A decisão foi proferida pela 8ª Turma do Tribunal Regional do Trabalho (TRT) da 2ª Região nesta segunda-feira (11).

Diego Sabino da Silva era gerente e sócio de uma empresa chamada Centro Criativo de Tecnologia, que cria games e promove cursos de desenvolvimento de jogos e funciona em São Paulo. Depois de romper a sociedade, em julho de 2016, ele levou consigo as senhas de acesso à página da empresa do Facebook.

Além de se negar a revelar as credenciais de acesso, Silva entrou com uma ação trabalhista contra a empresa pedindo o reconhecimento de vínculo empregatício e uma restituição salarial equivalente. O valor requerido por ele era de um valor próximo a R$ 1 milhão.

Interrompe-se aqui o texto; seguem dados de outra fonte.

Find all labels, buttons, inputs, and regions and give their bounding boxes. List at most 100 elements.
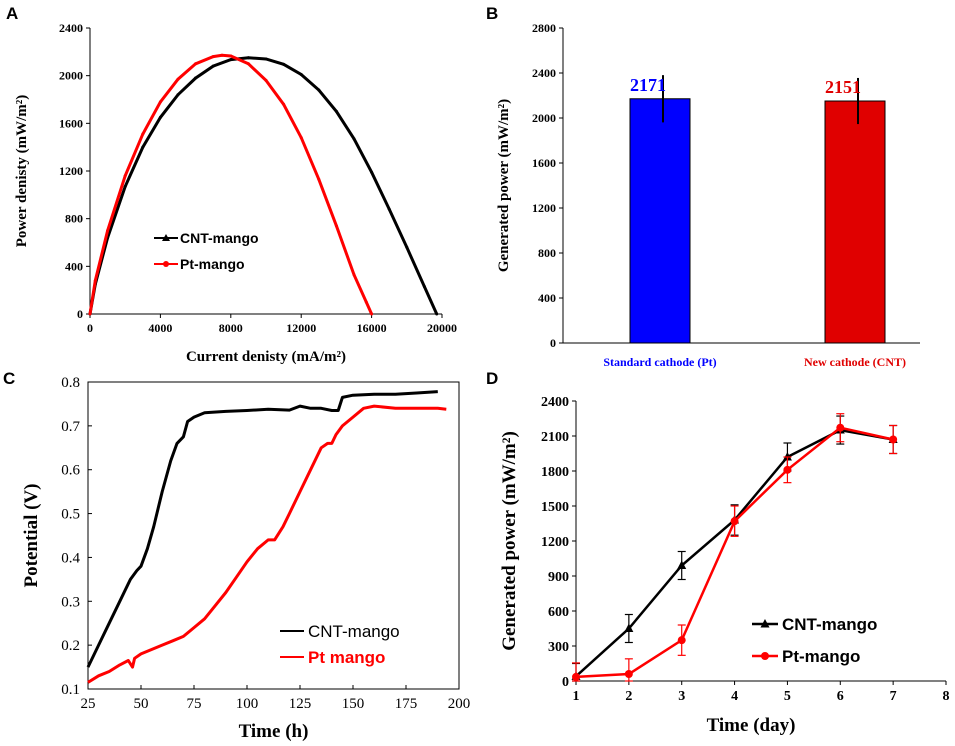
a-series-line-1 [88, 53, 373, 315]
b-value-label-0: 2171 [630, 75, 666, 95]
a-data-point-1 [299, 136, 303, 140]
d-data-point-1 [677, 636, 686, 645]
a-data-point-0 [246, 56, 250, 60]
a-y-tick-label: 400 [65, 259, 83, 273]
c-series-line-1 [87, 404, 447, 684]
c-x-tick-label: 75 [187, 696, 202, 712]
panel-letter-a: A [6, 4, 18, 23]
d-y-axis-title: Generated power (mW/m²) [499, 431, 520, 651]
d-series-line-0 [575, 428, 894, 678]
a-data-point-0 [435, 312, 439, 316]
c-x-tick-label: 50 [134, 696, 149, 712]
c-x-tick-label: 125 [289, 696, 312, 712]
a-x-tick-label: 12000 [286, 321, 316, 335]
c-y-tick-label: 0.6 [61, 463, 80, 479]
a-data-point-0 [334, 109, 338, 113]
d-legend-label-0: CNT-mango [782, 615, 877, 634]
b-y-tick-label: 1600 [532, 156, 556, 170]
d-data-point-1 [889, 435, 898, 444]
d-y-tick-label: 2400 [541, 395, 569, 410]
d-data-point-1 [730, 517, 739, 526]
a-data-point-0 [405, 245, 409, 249]
d-x-tick-label: 4 [731, 689, 738, 704]
a-legend-label-0: CNT-mango [180, 230, 259, 246]
d-y-tick-label: 0 [562, 675, 569, 690]
a-data-point-1 [141, 132, 145, 136]
a-data-point-1 [364, 300, 368, 304]
d-legend-marker-1 [761, 652, 769, 660]
d-data-point-1 [783, 465, 792, 474]
d-data-point-0 [782, 452, 792, 461]
a-data-point-0 [370, 170, 374, 174]
a-data-point-0 [158, 115, 162, 119]
a-data-point-1 [194, 62, 198, 66]
d-y-tick-label: 300 [548, 640, 569, 655]
d-y-tick-label: 1500 [541, 500, 569, 515]
a-data-point-1 [370, 312, 374, 316]
d-x-tick-label: 6 [837, 689, 844, 704]
d-x-tick-label: 5 [784, 689, 791, 704]
a-y-axis-title: Power denisty (mW/m²) [14, 95, 30, 248]
a-x-tick-label: 20000 [427, 321, 457, 335]
d-data-point-1 [572, 672, 580, 681]
a-y-tick-label: 2400 [59, 21, 83, 35]
c-legend-label-0: CNT-mango [308, 622, 400, 641]
c-y-tick-label: 0.3 [61, 594, 80, 610]
panel-d-chart: 0 300 600 900 1200 1500 1800 2100 2400 1 2 3 4 5 6 7 8 Ti… [499, 395, 950, 736]
d-x-axis-title: Time (day) [707, 715, 796, 736]
panel-letter-b: B [486, 4, 498, 23]
a-data-point-0 [352, 137, 356, 141]
b-y-tick-label: 0 [550, 336, 556, 350]
b-y-axis-title: Generated power (mW/m²) [496, 99, 512, 272]
a-data-point-1 [264, 78, 268, 82]
c-y-tick-label: 0.8 [61, 375, 80, 391]
b-category-label-1: New cathode (CNT) [804, 355, 906, 369]
a-data-point-1 [334, 224, 338, 228]
c-y-tick-label: 0.4 [61, 550, 80, 566]
panel-letter-d: D [486, 369, 498, 388]
a-data-point-0 [211, 64, 215, 68]
d-data-point-1 [624, 670, 633, 678]
a-data-point-1 [106, 229, 110, 233]
d-data-point-1 [836, 423, 845, 432]
c-plot-frame [87, 381, 460, 690]
d-y-tick-label: 600 [548, 605, 569, 620]
d-x-tick-label: 8 [943, 689, 950, 704]
a-data-point-1 [246, 62, 250, 66]
a-data-point-1 [282, 102, 286, 106]
a-x-tick-label: 8000 [219, 321, 243, 335]
a-y-tick-label: 2000 [59, 69, 83, 83]
b-y-tick-label: 400 [538, 291, 556, 305]
a-data-point-0 [387, 207, 391, 211]
c-x-tick-label: 175 [395, 696, 418, 712]
d-x-tick-label: 7 [890, 689, 897, 704]
a-data-point-1 [123, 174, 127, 178]
a-data-point-0 [176, 93, 180, 97]
a-data-point-0 [141, 145, 145, 149]
d-data-point-0 [624, 623, 634, 632]
b-y-tick-label: 800 [538, 246, 556, 260]
a-legend-label-1: Pt-mango [180, 256, 245, 272]
a-data-point-1 [176, 77, 180, 81]
panel-b-chart: 0 400 800 1200 1600 2000 2400 2800 Generated pow… [496, 21, 920, 369]
a-data-point-0 [282, 62, 286, 66]
a-data-point-1 [229, 54, 233, 58]
a-data-point-0 [317, 88, 321, 92]
a-x-tick-label: 0 [87, 321, 93, 335]
d-y-tick-label: 1800 [541, 465, 569, 480]
c-y-tick-label: 0.1 [61, 682, 80, 698]
c-x-tick-label: 100 [236, 696, 259, 712]
b-y-tick-label: 2000 [532, 111, 556, 125]
b-y-tick-label: 2800 [532, 21, 556, 35]
c-x-tick-label: 200 [448, 696, 471, 712]
c-series-line-0 [86, 390, 438, 668]
b-y-tick-label: 1200 [532, 201, 556, 215]
a-x-tick-label: 4000 [148, 321, 172, 335]
d-y-tick-label: 2100 [541, 430, 569, 445]
a-data-point-0 [422, 285, 426, 289]
a-data-point-0 [194, 76, 198, 80]
a-data-point-1 [211, 55, 215, 59]
a-data-point-0 [299, 72, 303, 76]
b-category-label-0: Standard cathode (Pt) [603, 355, 716, 369]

A companhia rebateu o pedido com um novo processo, em que exigia a restituição das senhas da página no Facebook. Ganhou na primeira instância. Após o juiz exigir a devolução da posse do perfil, Silva apagou a página.

O Centro Criativo criou uma nova página no Facebook e pediu o pagamento de danos e perdas pela página perdida, além de uma compensação no valor de R$ 661 para custear os anúncios contratados por meio da rede social.

Na decisão desta semana, o colegiado do TRT descartou atender o pedido do vínculo empregatício – o nome de Silva estava no quadro societário nos documentos submetidos pela empresa à Junta Comercial de São Paulo—e obrigou o ex-gerente a pagar R$ 5 mil para reparar os danos sofridos pela empresa.

Silva diz que não houve dano à empresa, já que ela criou uma outra página no Facebook dias após sua saída.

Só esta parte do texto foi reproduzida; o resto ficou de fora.